Collaborative study identifies urgent need to prioritize freshwater biodiversity research
Story Date: 12/17/2021

 

Source: NCSU COLLEGE OF AG & LIFE SCIENCES, 12/10/21



Freshwater biodiversity research and conservation lag far behind the efforts carried out in terrestrial and marine environments, according to researchers from 90 scientific institutions worldwide. In a new publication in Ecology Letters, they propose a research agenda with 15 priorities aimed at improving research on biodiversity in lakes, rivers, ponds and wetlands. This is urgently needed, as biodiversity loss is taking place much faster in inland waters than on land or in the oceans.

“Freshwater ecosystems are inhabited by a diversity of unique organisms and provide valuable services to humans (e.g., clean water),” says Alonso Ramírez, professor of Applied Ecology and co-author of the study. “Our Research Agenda is an effort to highlight information gaps to properly manage and protect these unique ecosystems.”

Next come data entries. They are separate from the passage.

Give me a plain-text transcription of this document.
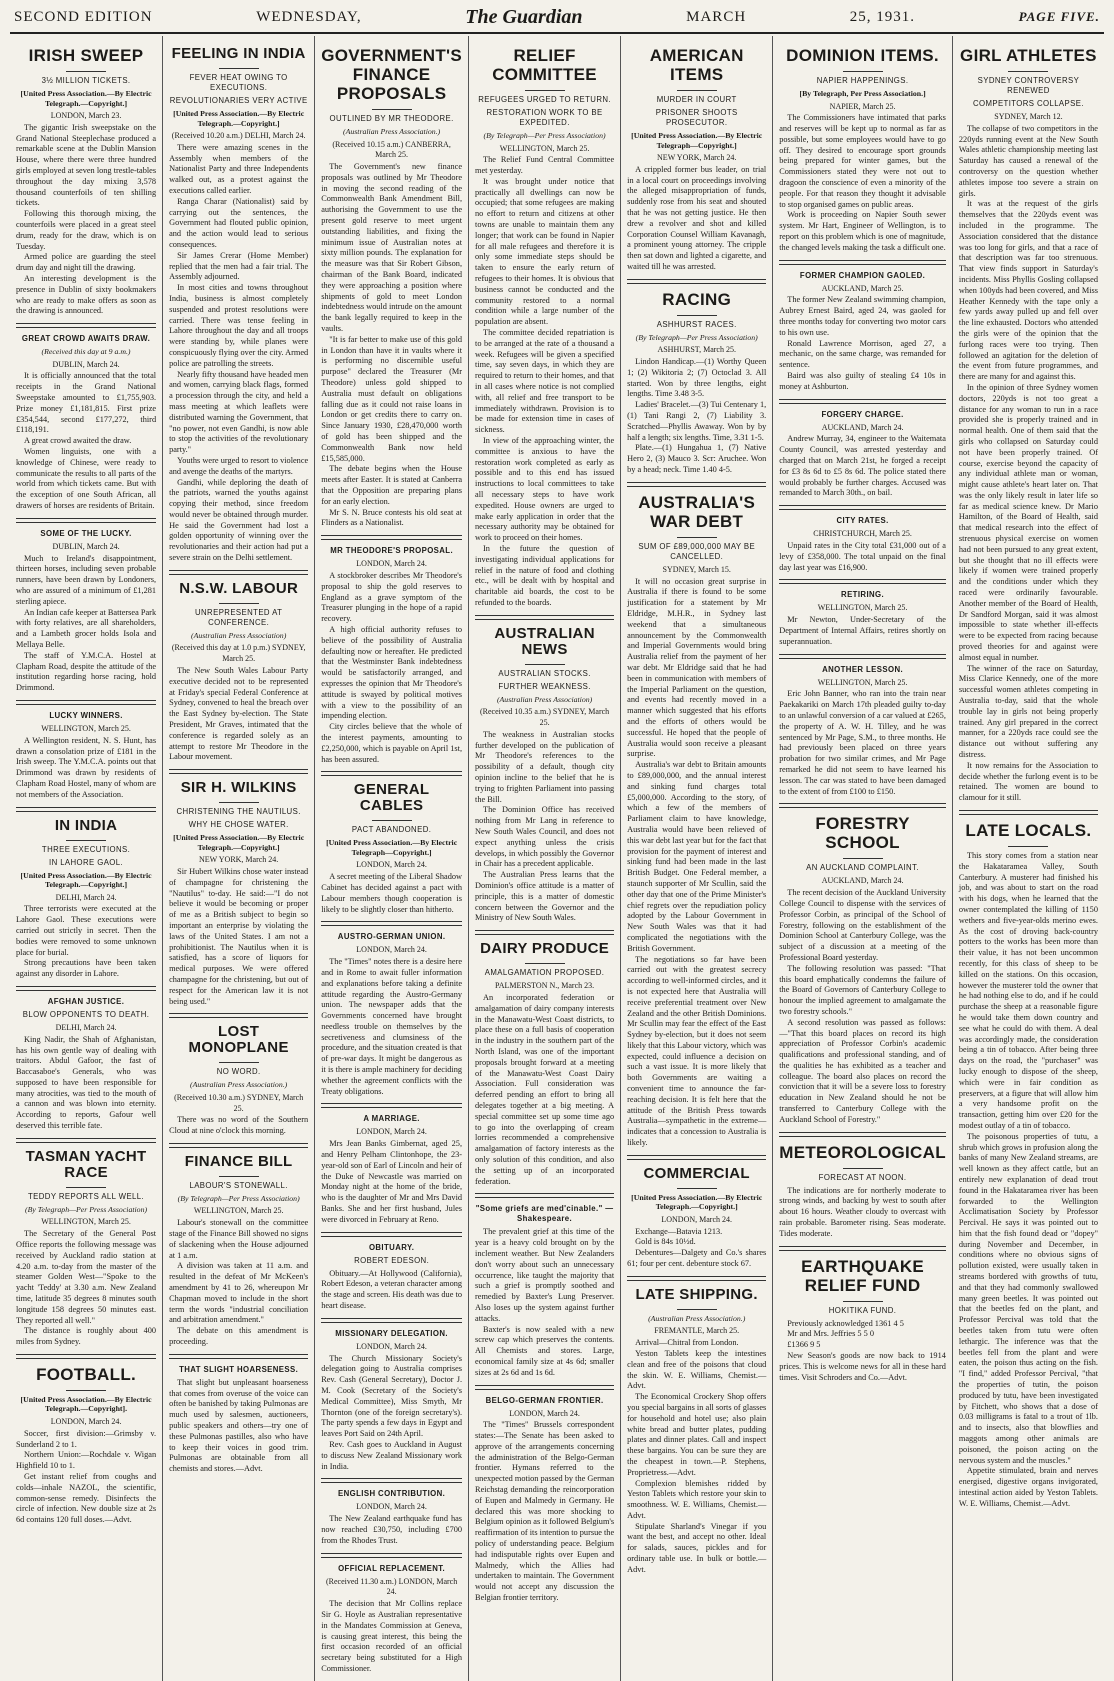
SECOND EDITION	WEDNESDAY,	The Guardian	MARCH	25, 1931.	PAGE FIVE.
IRISH SWEEP
3½ MILLION TICKETS.
[United Press Association.—By Electric Telegraph.—Copyright.]
LONDON, March 23.

The gigantic Irish sweepstake on the Grand National Steeplechase produced a remarkable scene at the Dublin Mansion House, where there were three hundred girls employed at seven long trestle-tables throughout the day mixing 3,578 thousand counterfoils of ten shilling tickets.

Following this thorough mixing, the counterfoils were placed in a great steel drum, ready for the draw, which is on Tuesday.

Armed police are guarding the steel drum day and night till the drawing.

An interesting development is the presence in Dublin of sixty bookmakers who are ready to make offers as soon as the drawing is announced.

GREAT CROWD AWAITS DRAW.
(Received this day at 9 a.m.)
DUBLIN, March 24.

It is officially announced that the total receipts in the Grand National Sweepstake amounted to £1,755,903. Prize money £1,181,815. First prize £354,544, second £177,272, third £118,191.

A great crowd awaited the draw.

Women linguists, one with a knowledge of Chinese, were ready to communicate the results to all parts of the world from which tickets came. But with the exception of one South African, all drawers of horses are residents of Britain.

SOME OF THE LUCKY.
DUBLIN, March 24.

Much to Ireland's disappointment, thirteen horses, including seven probable runners, have been drawn by Londoners, who are assured of a minimum of £1,281 sterling apiece.

An Indian cafe keeper at Battersea Park with forty relatives, are all shareholders, and a Lambeth grocer holds Isola and Mellaya Belle.

The staff of Y.M.C.A. Hostel at Clapham Road, despite the attitude of the institution regarding horse racing, hold Drimmond.

LUCKY WINNERS.
WELLINGTON, March 25.

A Wellington resident, N. S. Hunt, has drawn a consolation prize of £181 in the Irish sweep. The Y.M.C.A. points out that Drimmond was drawn by residents of Clapham Road Hostel, many of whom are not members of the Association.

IN INDIA
THREE EXECUTIONS.
IN LAHORE GAOL.
[United Press Association.—By Electric Telegraph.—Copyright.]
DELHI, March 24.

Three terrorists were executed at the Lahore Gaol. These executions were carried out strictly in secret. Then the bodies were removed to some unknown place for burial.

Strong precautions have been taken against any disorder in Lahore.

AFGHAN JUSTICE.
BLOW OPPONENTS TO DEATH.
DELHI, March 24.

King Nadir, the Shah of Afghanistan, has his own gentle way of dealing with traitors. Abdul Gafoor, the fast of Baccasaboe's Generals, who was supposed to have been responsible for many atrocities, was tied to the mouth of a cannon and was blown into eternity. According to reports, Gafour well deserved this terrible fate.

TASMAN YACHT RACE
TEDDY REPORTS ALL WELL.
(By Telegraph—Per Press Association)
WELLINGTON, March 25.

The Secretary of the General Post Office reports the following message was received by Auckland radio station at 4.20 a.m. to-day from the master of the steamer Golden West—"Spoke to the yacht 'Teddy' at 3.30 a.m. New Zealand time, latitude 35 degrees 8 minutes south longitude 158 degrees 50 minutes east. They reported all well."

The distance is roughly about 400 miles from Sydney.

FOOTBALL.
[United Press Association.—By Electric Telegraph.—Copyright].
LONDON, March 24.

Soccer, first division:—Grimsby v. Sunderland 2 to 1.

Northern Union:—Rochdale v. Wigan Highfield 10 to 1.

Get instant relief from coughs and colds—inhale NAZOL, the scientific, common-sense remedy. Disinfects the circle of infection. New double size at 2s 6d contains 120 full doses.—Advt.

FEELING IN INDIA
FEVER HEAT OWING TO EXECUTIONS.
REVOLUTIONARIES VERY ACTIVE
[United Press Association.—By Electric Telegraph.—Copyright.]
(Received 10.20 a.m.) DELHI, March 24.

There were amazing scenes in the Assembly when members of the Nationalist Party and three Independents walked out, as a protest against the executions called earlier.

Ranga Charar (Nationalist) said by carrying out the sentences, the Government had flouted public opinion, and the action would lead to serious consequences.

Sir James Crerar (Home Member) replied that the men had a fair trial. The Assembly adjourned.

In most cities and towns throughout India, business is almost completely suspended and protest resolutions were carried. There was tense feeling in Lahore throughout the day and all troops were standing by, while planes were conspicuously flying over the city. Armed police are patrolling the streets.

Nearly fifty thousand have headed men and women, carrying black flags, formed a procession through the city, and held a mass meeting at which leaflets were distributed warning the Government, that "no power, not even Gandhi, is now able to stop the activities of the revolutionary party."

Youths were urged to resort to violence and avenge the deaths of the martyrs.

Gandhi, while deploring the death of the patriots, warned the youths against copying their method, since freedom would never be obtained through murder. He said the Government had lost a golden opportunity of winning over the revolutionaries and their action had put a severe strain on the Delhi settlement.

N.S.W. LABOUR
UNREPRESENTED AT CONFERENCE.
(Australian Press Association)
(Received this day at 1.0 p.m.) SYDNEY, March 25.

The New South Wales Labour Party executive decided not to be represented at Friday's special Federal Conference at Sydney, convened to heal the breach over the East Sydney by-election. The State President, Mr Graves, intimated that the conference is regarded solely as an attempt to restore Mr Theodore in the Labour movement.

SIR H. WILKINS
CHRISTENING THE NAUTILUS.
WHY HE CHOSE WATER.
[United Press Association.—By Electric Telegraph.—Copyright.]
NEW YORK, March 24.

Sir Hubert Wilkins chose water instead of champagne for christening the "Nautilus" to-day. He said:—"I do not believe it would be becoming or proper of me as a British subject to begin so important an enterprise by violating the laws of the United States. I am not a prohibitionist. The Nautilus when it is satisfied, has a score of liquors for medical purposes. We were offered champagne for the christening, but out of respect for the American law it is not being used."

LOST MONOPLANE
NO WORD.
(Australian Press Association.)
(Received 10.30 a.m.) SYDNEY, March 25.

There was no word of the Southern Cloud at nine o'clock this morning.

FINANCE BILL
LABOUR'S STONEWALL.
(By Telegraph—Per Press Association)
WELLINGTON, March 25.

Labour's stonewall on the committee stage of the Finance Bill showed no signs of slackening when the House adjourned at 1 a.m.

A division was taken at 11 a.m. and resulted in the defeat of Mr McKeen's amendment by 41 to 26, whereupon Mr Chapman moved to include in the short term the words "industrial conciliation and arbitration amendment."

The debate on this amendment is proceeding.

THAT SLIGHT HOARSENESS.

That slight but unpleasant hoarseness that comes from overuse of the voice can often be banished by taking Pulmonas are much used by salesmen, auctioneers, public speakers and others—try one of these Pulmonas pastilles, also who have to keep their voices in good trim. Pulmonas are obtainable from all chemists and stores.—Advt.

GOVERNMENT'S FINANCE PROPOSALS
OUTLINED BY MR THEODORE.
(Australian Press Association.)
(Received 10.15 a.m.) CANBERRA, March 25.

The Government's new finance proposals was outlined by Mr Theodore in moving the second reading of the Commonwealth Bank Amendment Bill, authorising the Government to use the present gold reserve to meet urgent outstanding liabilities, and fixing the minimum issue of Australian notes at sixty million pounds. The explanation for the measure was that Sir Robert Gibson, chairman of the Bank Board, indicated they were approaching a position where shipments of gold to meet London indebtedness would intrude on the amount the bank legally required to keep in the vaults.

"It is far better to make use of this gold in London than have it in vaults where it is performing no discernible useful purpose" declared the Treasurer (Mr Theodore) unless gold shipped to Australia must default on obligations falling due as it could not raise loans in London or get credits there to carry on. Since January 1930, £28,470,000 worth of gold has been shipped and the Commonwealth Bank now held £15,585,000.

The debate begins when the House meets after Easter. It is stated at Canberra that the Opposition are preparing plans for an early election.

Mr S. N. Bruce contests his old seat at Flinders as a Nationalist.

MR THEODORE'S PROPOSAL.
LONDON, March 24.

A stockbroker describes Mr Theodore's proposal to ship the gold reserves to England as a grave symptom of the Treasurer plunging in the hope of a rapid recovery.

A high official authority refuses to believe of the possibility of Australia defaulting now or hereafter. He predicted that the Westminster Bank indebtedness would be satisfactorily arranged, and expresses the opinion that Mr Theodore's attitude is swayed by political motives with a view to the possibility of an impending election.

City circles believe that the whole of the interest payments, amounting to £2,250,000, which is payable on April 1st, has been assured.

GENERAL CABLES
PACT ABANDONED.
[United Press Association.—By Electric Telegraph—Copyright.]
LONDON, March 24.

A secret meeting of the Liberal Shadow Cabinet has decided against a pact with Labour members though cooperation is likely to be slightly closer than hitherto.

AUSTRO-GERMAN UNION.
LONDON, March 24.

The "Times" notes there is a desire here and in Rome to await fuller information and explanations before taking a definite attitude regarding the Austro-Germany union. The newspaper adds that the Governments concerned have brought needless trouble on themselves by the secretiveness and clumsiness of the procedure, and the situation created is that of pre-war days. It might be dangerous as it is there is ample machinery for deciding whether the agreement conflicts with the Treaty obligations.

A MARRIAGE.
LONDON, March 24.

Mrs Jean Banks Gimbernat, aged 25, and Henry Pelham Clintonhope, the 23-year-old son of Earl of Lincoln and heir of the Duke of Newcastle was married on Monday night at the home of the bride, who is the daughter of Mr and Mrs David Banks. She and her first husband, Jules were divorced in February at Reno.

OBITUARY.
ROBERT EDESON.

Obituary.—At Hollywood (California), Robert Edeson, a veteran character among the stage and screen. His death was due to heart disease.

MISSIONARY DELEGATION.
LONDON, March 24.

The Church Missionary Society's delegation going to Australia comprises Rev. Cash (General Secretary), Doctor J. M. Cook (Secretary of the Society's Medical Committee), Miss Smyth, Mr Thornton (one of the foreign secretary's). The party spends a few days in Egypt and leaves Port Said on 24th April.

Rev. Cash goes to Auckland in August to discuss New Zealand Missionary work in India.

ENGLISH CONTRIBUTION.
LONDON, March 24.

The New Zealand earthquake fund has now reached £30,750, including £700 from the Rhodes Trust.

OFFICIAL REPLACEMENT.
(Received 11.30 a.m.) LONDON, March 24.

The decision that Mr Collins replace Sir G. Hoyle as Australian representative in the Mandates Commission at Geneva, is causing great interest, this being the first occasion recorded of an official secretary being substituted for a High Commissioner.

RELIEF COMMITTEE
REFUGEES URGED TO RETURN.
RESTORATION WORK TO BE EXPEDITED.
(By Telegraph—Per Press Association)
WELLINGTON, March 25.

The Relief Fund Central Committee met yesterday.

It was brought under notice that practically all dwellings can now be occupied; that some refugees are making no effort to return and citizens at other towns are unable to maintain them any longer; that work can be found in Napier for all male refugees and therefore it is only some immediate steps should be taken to ensure the early return of refugees to their homes. It is obvious that business cannot be conducted and the community restored to a normal condition while a large number of the population are absent.

The committee decided repatriation is to be arranged at the rate of a thousand a week. Refugees will be given a specified time, say seven days, in which they are required to return to their homes, and that in all cases where notice is not complied with, all relief and free transport to be immediately withdrawn. Provision is to be made for extension time in cases of sickness.

In view of the approaching winter, the committee is anxious to have the restoration work completed as early as possible and to this end has issued instructions to local committees to take all necessary steps to have work expedited. House owners are urged to make early application in order that the necessary authority may be obtained for work to proceed on their homes.

In the future the question of investigating individual applications for relief in the nature of food and clothing etc., will be dealt with by hospital and charitable aid boards, the cost to be refunded to the boards.

AUSTRALIAN NEWS
AUSTRALIAN STOCKS.
FURTHER WEAKNESS.
(Australian Press Association)
(Received 10.35 a.m.) SYDNEY, March 25.

The weakness in Australian stocks further developed on the publication of Mr Theodore's references to the possibility of a default, though city opinion incline to the belief that he is trying to frighten Parliament into passing the Bill.

The Dominion Office has received nothing from Mr Lang in reference to New South Wales Council, and does not expect anything unless the crisis develops, in which possibly the Governor in Chair has a precedent applicable.

The Australian Press learns that the Dominion's office attitude is a matter of principle, this is a matter of domestic concern between the Governor and the Ministry of New South Wales.

DAIRY PRODUCE
AMALGAMATION PROPOSED.
PALMERSTON N., March 23.

An incorporated federation or amalgamation of dairy company interests in the Manawatu-West Coast districts, to place these on a full basis of cooperation in the industry in the southern part of the North Island, was one of the important proposals brought forward at a meeting of the Manawatu-West Coast Dairy Association. Full consideration was deferred pending an effort to bring all delegates together at a big meeting. A special committee set up some time ago to go into the overlapping of cream lorries recommended a comprehensive amalgamation of factory interests as the only solution of this condition, and also the setting up of an incorporated federation.

"Some griefs are med'cinable." —Shakespeare.

The prevalent grief at this time of the year is a heavy cold brought on by the inclement weather. But New Zealanders don't worry about such an unnecessary occurrence, like taught the majority that such a grief is promptly soothed and remedied by Baxter's Lung Preserver. Also loses up the system against further attacks.

Baxter's is now sealed with a new screw cap which preserves the contents. All Chemists and stores. Large, economical family size at 4s 6d; smaller sizes at 2s 6d and 1s 6d.

BELGO-GERMAN FRONTIER.
LONDON, March 24.

The "Times" Brussels correspondent states:—The Senate has been asked to approve of the arrangements concerning the administration of the Belgo-German frontier. Hymans referred to the unexpected motion passed by the German Reichstag demanding the reincorporation of Eupen and Malmedy in Germany. He declared this was more shocking to Belgium opinion as it followed Belgium's reaffirmation of its intention to pursue the policy of understanding peace. Belgium had indisputable rights over Eupen and Malmedy, which the Allies had undertaken to maintain. The Government would not accept any discussion the Belgian frontier territory.

AMERICAN ITEMS
MURDER IN COURT
PRISONER SHOOTS PROSECUTOR.
[United Press Association.—By Electric Telegraph—Copyright.]
NEW YORK, March 24.

A crippled former bus leader, on trial in a local court on proceedings involving the alleged misappropriation of funds, suddenly rose from his seat and shouted that he was not getting justice. He then drew a revolver and shot and killed Corporation Counsel William Kavanagh, a prominent young attorney. The cripple then sat down and lighted a cigarette, and waited till he was arrested.

RACING
ASHHURST RACES.
(By Telegraph—Per Press Association)
ASHHURST, March 25.

Lindon Handicap.—(1) Worthy Queen 1; (2) Wikitoria 2; (7) Octoclad 3. All started. Won by three lengths, eight lengths. Time 3.48 3-5.

Ladies' Bracelet.—(3) Tui Centenary 1, (1) Tani Rangi 2, (7) Liability 3. Scratched—Phyllis Awaway. Won by by half a length; six lengths. Time, 3.31 1-5.

Plate.—(1) Hungahua 1, (7) Native Hero 2, (3) Mauco 3. Scr: Aruchee. Won by a head; neck. Time 1.40 4-5.

AUSTRALIA'S WAR DEBT
SUM OF £89,000,000 MAY BE CANCELLED.
SYDNEY, March 15.

It will no occasion great surprise in Australia if there is found to be some justification for a statement by Mr Eldridge, M.H.R., in Sydney last weekend that a simultaneous announcement by the Commonwealth and Imperial Governments would bring Australia relief from the payment of her war debt. Mr Eldridge said that he had been in communication with members of the Imperial Parliament on the question, and events had recently moved in a manner which suggested that his efforts and the efforts of others would be successful. He hoped that the people of Australia would soon receive a pleasant surprise.

Australia's war debt to Britain amounts to £89,000,000, and the annual interest and sinking fund charges total £5,000,000. According to the story, of which a few of the members of Parliament claim to have knowledge, Australia would have been relieved of this war debt last year but for the fact that provision for the payment of interest and sinking fund had been made in the last British Budget. One Federal member, a staunch supporter of Mr Scullin, said the other day that one of the Prime Minister's chief regrets over the repudiation policy adopted by the Labour Government in New South Wales was that it had complicated the negotiations with the British Government.

The negotiations so far have been carried out with the greatest secrecy according to well-informed circles, and it is not expected here that Australia will receive preferential treatment over New Zealand and the other British Dominions. Mr Scullin may fear the effect of the East Sydney by-election, but it does not seem likely that this Labour victory, which was expected, could influence a decision on such a vast issue. It is more likely that both Governments are waiting a convenient time to announce the far-reaching decision. It is felt here that the attitude of the British Press towards Australia—sympathetic in the extreme—indicates that a concession to Australia is likely.

COMMERCIAL
[United Press Association.—By Electric Telegraph.—Copyright.]
LONDON, March 24.

Exchange—Batavia 1213.

Gold is 84s 10½d.

Debentures—Dalgety and Co.'s shares 61; four per cent. debenture stock 67.

LATE SHIPPING.
(Australian Press Association.)
FREMANTLE, March 25.

Arrival—Chitral from London.

Yeston Tablets keep the intestines clean and free of the poisons that cloud the skin. W. E. Williams, Chemist.—Advt.

The Economical Crockery Shop offers you special bargains in all sorts of glasses for household and hotel use; also plain white bread and butter plates, pudding plates and dinner plates. Call and inspect these bargains. You can be sure they are the cheapest in town.—P. Stephens, Proprietress.—Advt.

Complexion blemishes ridded by Yeston Tablets which restore your skin to smoothness. W. E. Williams, Chemist.—Advt.

Stipulate Sharland's Vinegar if you want the best, and accept no other. Ideal for salads, sauces, pickles and for ordinary table use. In bulk or bottle.—Advt.

DOMINION ITEMS.
NAPIER HAPPENINGS.
[By Telegraph, Per Press Association.]
NAPIER, March 25.

The Commissioners have intimated that parks and reserves will be kept up to normal as far as possible, but some employees would have to go off. They desired to encourage sport grounds being prepared for winter games, but the Commissioners stated they were not out to dragoon the conscience of even a minority of the people. For that reason they thought it advisable to stop organised games on public areas.

Work is proceeding on Napier South sewer system. Mr Hart, Engineer of Wellington, is to report on this problem which is one of magnitude, the changed levels making the task a difficult one.

FORMER CHAMPION GAOLED.
AUCKLAND, March 25.

The former New Zealand swimming champion, Aubrey Ernest Baird, aged 24, was gaoled for three months today for converting two motor cars to his own use.

Ronald Lawrence Morrison, aged 27, a mechanic, on the same charge, was remanded for sentence.

Baird was also guilty of stealing £4 10s in money at Ashburton.

FORGERY CHARGE.
AUCKLAND, March 24.

Andrew Murray, 34, engineer to the Waitemata County Council, was arrested yesterday and charged that on March 21st, he forged a receipt for £3 8s 6d to £5 8s 6d. The police stated there would probably be further charges. Accused was remanded to March 30th., on bail.

CITY RATES.
CHRISTCHURCH, March 25.

Unpaid rates in the City total £31,000 out of a levy of £358,000. The total unpaid on the final day last year was £16,900.

RETIRING.
WELLINGTON, March 25.

Mr Newton, Under-Secretary of the Department of Internal Affairs, retires shortly on superannuation.

ANOTHER LESSON.
WELLINGTON, March 25.

Eric John Banner, who ran into the train near Paekakariki on March 17th pleaded guilty to-day to an unlawful conversion of a car valued at £265, the property of A. W. H. Tilley, and he was sentenced by Mr Page, S.M., to three months. He had previously been placed on three years probation for two similar crimes, and Mr Page remarked he did not seem to have learned his lesson. The car was stated to have been damaged to the extent of from £100 to £150.

FORESTRY SCHOOL
AN AUCKLAND COMPLAINT.
AUCKLAND, March 24.

The recent decision of the Auckland University College Council to dispense with the services of Professor Corbin, as principal of the School of Forestry, following on the establishment of the Dominion School at Canterbury College, was the subject of a discussion at a meeting of the Professional Board yesterday.

The following resolution was passed: "That this board emphatically condemns the failure of the Board of Governors of Canterbury College to honour the implied agreement to amalgamate the two forestry schools."

A second resolution was passed as follows:—"That this board places on record its high appreciation of Professor Corbin's academic qualifications and professional standing, and of the qualities he has exhibited as a teacher and colleague. The board also places on record the conviction that it will be a severe loss to forestry education in New Zealand should he not be transferred to Canterbury College with the Auckland School of Forestry."

METEOROLOGICAL
FORECAST AT NOON.

The indications are for northerly moderate to strong winds, and backing by west to south after about 16 hours. Weather cloudy to overcast with rain probable. Barometer rising. Seas moderate. Tides moderate.

EARTHQUAKE RELIEF FUND
HOKITIKA FUND.

Previously acknowledged 1361 4 5

Mr and Mrs. Jeffries 5 5 0

£1366 9 5

New Season's goods are now back to 1914 prices. This is welcome news for all in these hard times. Visit Schroders and Co.—Advt.

GIRL ATHLETES
SYDNEY CONTROVERSY RENEWED
COMPETITORS COLLAPSE.
SYDNEY, March 12.

The collapse of two competitors in the 220yds running event at the New South Wales athletic championship meeting last Saturday has caused a renewal of the controversy on the question whether athletes impose too severe a strain on girls.

It was at the request of the girls themselves that the 220yds event was included in the programme. The Association considered that the distance was too long for girls, and that a race of that description was far too strenuous. That view finds support in Saturday's incidents. Miss Phyllis Gosling collapsed when 100yds had been covered, and Miss Heather Kennedy with the tape only a few yards away pulled up and fell over the line exhausted. Doctors who attended the girls were of the opinion that the furlong races were too trying. Then followed an agitation for the deletion of the event from future programmes, and there are many for and against this.

In the opinion of three Sydney women doctors, 220yds is not too great a distance for any woman to run in a race provided she is properly trained and in normal health. One of them said that the girls who collapsed on Saturday could not have been properly trained. Of course, exercise beyond the capacity of any individual athlete man or woman, might cause athlete's heart later on. That was the only likely result in later life so far as medical science knew. Dr Mario Hamilton, of the Board of Health, said that medical research into the effect of strenuous physical exercise on women had not been pursued to any great extent, but she thought that no ill effects were likely if women were trained properly and the conditions under which they raced were ordinarily favourable. Another member of the Board of Health, Dr Sandford Morgan, said it was almost impossible to state whether ill-effects were to be expected from racing because proved theories for and against were almost equal in number.

The winner of the race on Saturday, Miss Clarice Kennedy, one of the more successful women athletes competing in Australia to-day, said that the whole trouble lay in girls not being properly trained. Any girl prepared in the correct manner, for a 220yds race could see the distance out without suffering any distress.

It now remains for the Association to decide whether the furlong event is to be retained. The women are bound to clamour for it still.

LATE LOCALS.

This story comes from a station near the Hakataramea Valley, South Canterbury. A musterer had finished his job, and was about to start on the road with his dogs, when he learned that the owner contemplated the killing of 1150 wethers and five-year-olds merino ewes. As the cost of droving back-country potters to the works has been more than their value, it has not been uncommon recently, for this class of sheep to be killed on the stations. On this occasion, however the musterer told the owner that he had nothing else to do, and if he could purchase the sheep at a reasonable figure he would take them down country and see what he could do with them. A deal was accordingly made, the consideration being a tin of tobacco. After being three days on the road, the "purchaser" was lucky enough to dispose of the sheep, which were in fair condition as preservers, at a figure that will allow him a very handsome profit on the transaction, getting him over £20 for the modest outlay of a tin of tobacco.

The poisonous properties of tutu, a shrub which grows in profusion along the banks of many New Zealand streams, are well known as they affect cattle, but an entirely new explanation of dead trout found in the Hakataramea river has been forwarded to the Wellington Acclimatisation Society by Professor Percival. He says it was pointed out to him that the fish found dead or "dopey" during November and December, in conditions where no obvious signs of pollution existed, were usually taken in streams bordered with growths of tutu, and that they had commonly swallowed many green beetles. It was pointed out that the beetles fed on the plant, and Professor Percival was told that the beetles taken from tutu were often lethargic. The inference was that the beetles fell from the plant and were eaten, the poison thus acting on the fish. "I find," added Professor Percival, "that the properties of tutin, the poison produced by tutu, have been investigated by Fitchett, who shows that a dose of 0.03 milligrams is fatal to a trout of 1lb. and to insects, also that blowflies and maggots among other animals are poisoned, the poison acting on the nervous system and the muscles."

Appetite stimulated, brain and nerves energised, digestive organs invigorated, intestinal action aided by Yeston Tablets. W. E. Williams, Chemist.—Advt.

Freshwater animal populations have declined by more than 80 percent
The latest Living Planet Report documents an average decline in populations of 84% – in only the last 50 years – for 3,741 populations studied, representing 944 freshwater vertebrate species. This is the steepest decline in the three major realms of land, oceans and freshwater. “Despite the ongoing, unprecedented decline, international and intergovernmental science-policy platforms, funding agencies and major non-profit initiatives still fail to give freshwater biodiversity the priority it deserves,” Dr. Alain Maasri, lead author of the study who is at the Leibniz Institute of Freshwater Ecology and Inland Fisheries (IGB) and Humboldt University in Berlin, also criticized.